Growin’ Dat in Nola

Left+to+right%3A+Ashley+Fogg%2C+Shannon+McDuff%2C+Calleen+Ferris%2C+Megan+Roberts%2C+Anais+Dutton%2C+Jordan+Niles%2C+Krista+Sawyer%2C+Eric+Crosby%2C+Syndney+Bullard%2C+Kali+Covell

courtesy of Badger Alternative Breaks

Left to right: Ashley Fogg, Shannon McDuff, Calleen Ferris, Megan Roberts, Anais Dutton, Jordan Niles, Krista Sawyer, Eric Crosby, Syndney Bullard, Kali Covell

Inclement weather gave a group of Johnson students a couple of extra sunny days in New Orleans when they were there for a week-long service trip as part of the Badger Alternative Breaks program.

Seniors Shannon McDuff and Kali Covell led the group of 10, whose focus this year was on hunger and food insecurity.

“I thought it would be really amazing to take a look at growing food and sustainable farming and urban farming,” McDuff said.

McDuff spent the summer researching various sites and projects before ultimately deciding on Grow Dat, a seven-acre site in New Orleans’ City Park with a two-acre sustainable farm.

According to its website, Grow Dat grows and harvests 25,000 pounds of fresh produce on average. Seventy percent is sold at their in-house farm stand and at other farmers’ markets, all run by its youth employees. The other 30 percent goes to low-income residents with minimal access to fresh food through the Shared Harvest program.

While on the farm, students spent their days weeding and replanting, and even helping set up for a fundraising event that took place the weekend they left. While they were hard at work in the sun, a group of local elementary school students helped in the greenhouse and worked on character building in the afternoons.

“You do what they need you to do,” McDuff said. “Even if you don’t like weeding, if the site needs you to do it, then that’s what you do.”

One goal of sustainable farming is to build a thriving system that stimulates microbiological activity and promotes growth without the use of chemical-based fertilizers. Through their farming duties, students learned firsthand how to compost, cover crop, companion plant and crop rotate to encourage soil health.

The award-winning “eco campus” was designed and built by students and staff from the Tulane School of Architecture. Seven retrofitted shipping containers house the offices, teaching kitchen, produce handling area and cold storage, among other things.

Grow Dat’s farm is also home to a birding corridor that protects and generates essential habitats for local and migratory birds.
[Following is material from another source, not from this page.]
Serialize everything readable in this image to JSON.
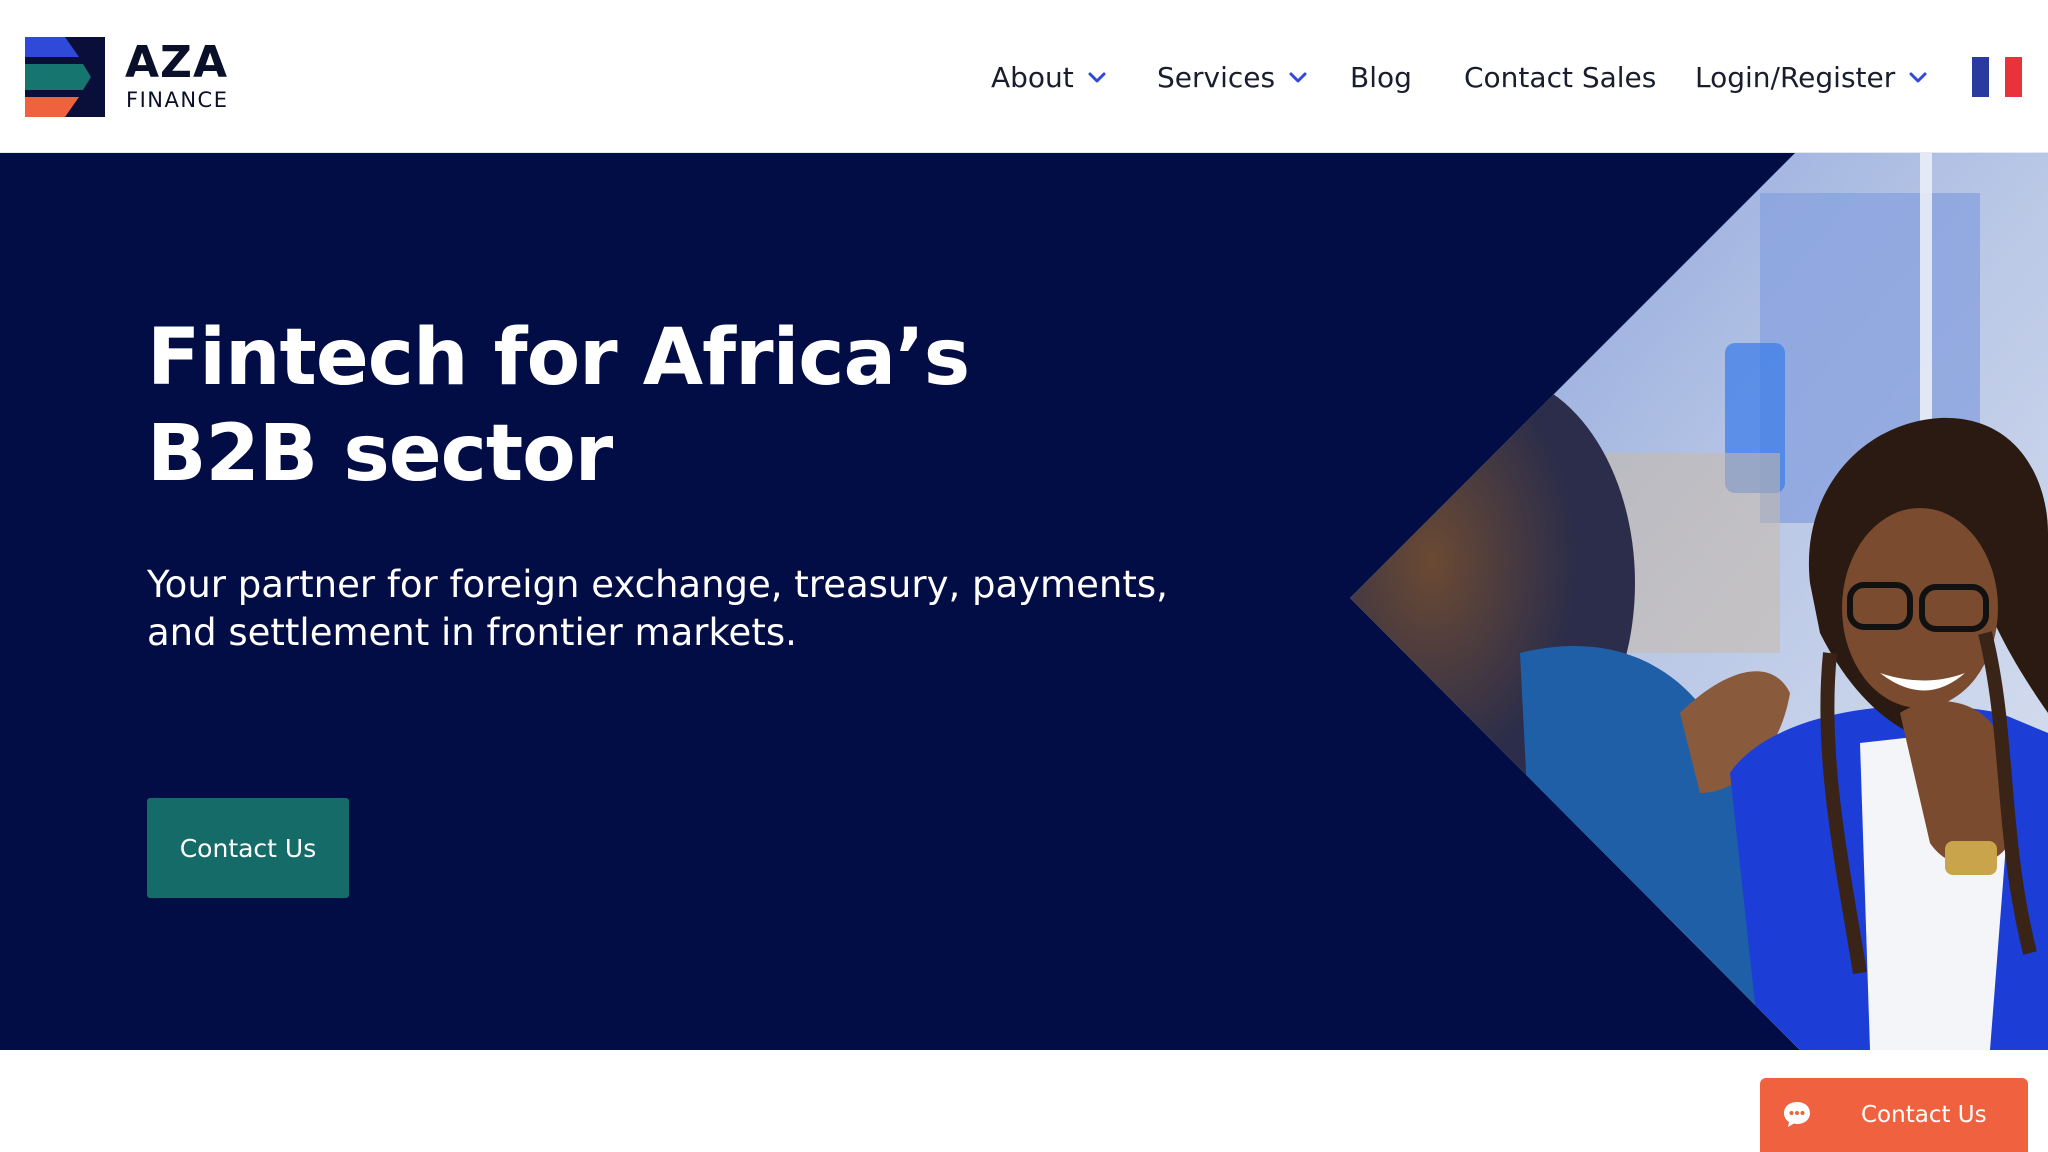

Underneath the large wooden “birdwalk” is a landscape feature called a bioswale that filters and manages excess runoff water, draining it directly into the bayou.

Although group members said the farm was beautiful, Calleen Ferris’ favorite part was working with the animals at Animal Rescue New Orleans, where the group spent a day volunteering before getting dirt under their nails at the farm.
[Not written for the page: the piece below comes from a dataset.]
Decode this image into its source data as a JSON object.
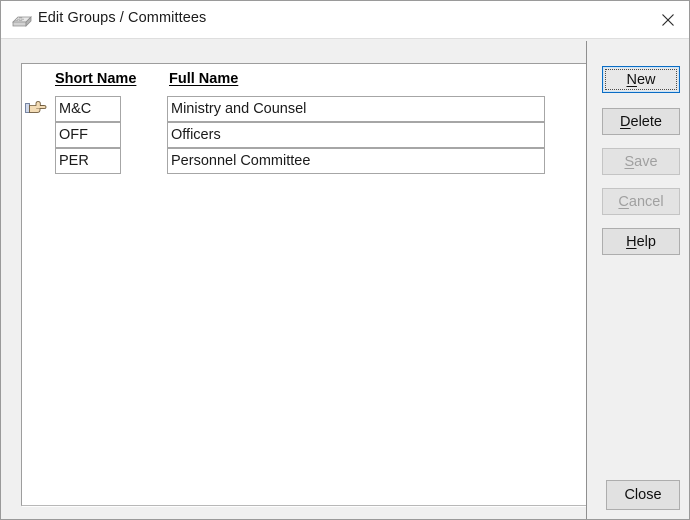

“I loved ARNO and working with the animals,” Ferris said. “There’s definitely power in numbers and we got to help a lot.”

As a part of each year’s service trip, students are allowed one “cultural day” to explore and experience the city. McDuff said that although the day isn’t a no-holds-barred free-for-all, they still got to have fun taking a haunted history tour, visiting the Mardi Gras Museum, going to Jackson Square and even enduring the line at Café du Monde for their world-famous Beignets.

Jackson Square is an area in the French Quarter where France officially turned Louisiana over to the United States with a flag-raising ceremony, following the Louisiana Purchase earlier that year.

The group doesn’t get any direct funding from the college, so McDuff said they sold magazine subscriptions and chocolate bars, and they held “food nights” in some of the dormitories. Some members even started GoFundMe initiatives to cover their parts of the trip.

A nor’easter moved in right when the group was scheduled to return from New Orleans and caused several flights to be cancelled, keeping the group members there until Monday, or even Tuesday for some.

Despite leaving warm, sunny weather to come back to a blizzard, McDuff and Ferris said they were both happy to be back in Vermont after a successful service trip.